= M/G/k queue =

Queue model

In queueing theory, a discipline within the mathematical theory of probability, an M/G/k queue is a queue model where arrivals are Markovian (modulated by a Poisson process), service times have a general distribution and there are k servers. The model name is written in Kendall's notation, and is an extension of the M/M/c queue, where service times must be exponentially distributed and of the M/G/1 queue with a single server. Most performance metrics for this queueing system are not known and remain an open problem.

==Model definition==

A queue represented by a M/G/k queue is a stochastic process whose state space is the set {0,1,2,3...}, where the value corresponds to the number of customers in the queue, including any being served. Transitions from state i to i + 1 represent the arrival of a new customer: the times between such arrivals have an exponential distribution with parameter λ. Transitions from state i to i − 1 represent the departure of a customer who has just finished being served: the length of time required for serving an individual customer has a general distribution function. The lengths of times between arrivals and of service periods are random variables which are assumed to be statistically independent.

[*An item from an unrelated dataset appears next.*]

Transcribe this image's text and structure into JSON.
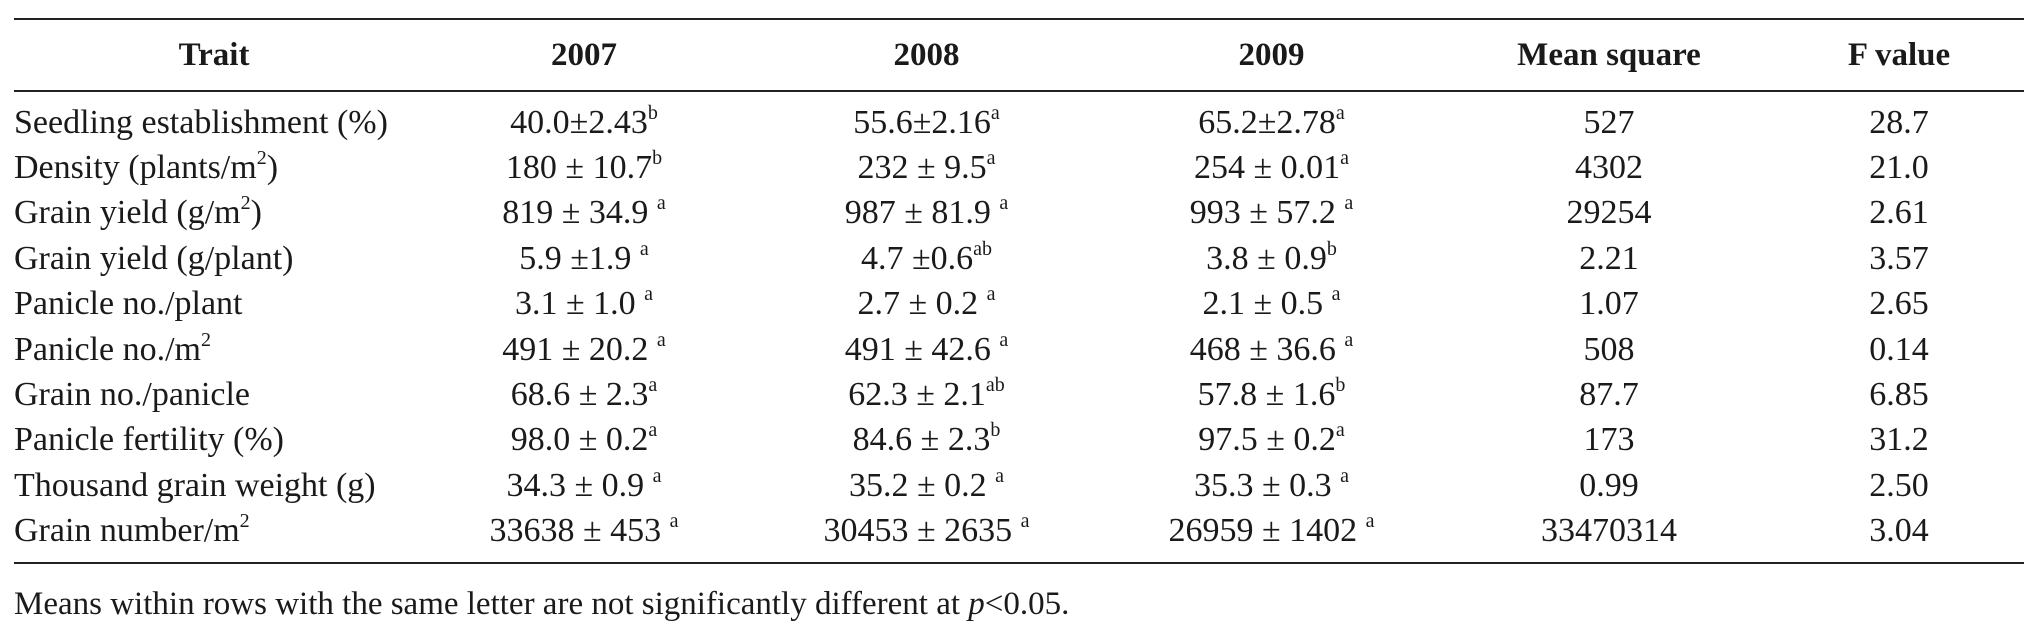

==Steady state distribution==

Tijms et al. believe it is "not likely that computationally tractable methods can be developed to compute the exact numerical values of the steady-state probability in the M/G/k queue."

Various approximations for the average queue size, stationary distribution and approximation by a reflected Brownian motion have been offered by different authors. Recently a new approximate approach based on Laplace transform for steady state probabilities has been proposed by Hamzeh Khazaei et al.. This new approach is yet accurate enough in cases of large number of servers and when the distribution of service time has a Coefficient of variation more than one.

==Average delay/waiting time==

There are numerous approximations for the average delay a job experiences. The first such was given in 1959 using a factor to adjust the mean waiting time in an M/M/c queue This result is sometimes known as Kingman's law of congestion.

$E[W^{\text{M/G/}k}] = \frac{C^2+1}{2} \mathbb E [ W^{\text{M/M/}k}]$

where C is the coefficient of variation of the service time distribution. Ward Whitt described this approximation as “usually an excellent approximation, even given extra information about the service-time distribution."

However, it is known that no approximation using only the first two moments can be accurate in all cases.

A Markov–Krein characterization has been shown to produce tight bounds on the mean waiting time.

==Inter-departure times==

It is conjectured that the times between departures, given a departure leaves n customers in a queue, has a mean which as n tends to infinity is different from the intuitive 1/μ result.

==Two servers==

For an M/G/2 queue (the model with two servers) the problem of determining marginal probabilities can be reduced to solving a pair of integral equations or the Laplace transform of the distribution when the service time distribution is a mixture of exponential distributions. The Laplace transform of queue length and waiting time distributions can be computed when the waiting time distribution has a rational Laplace transform.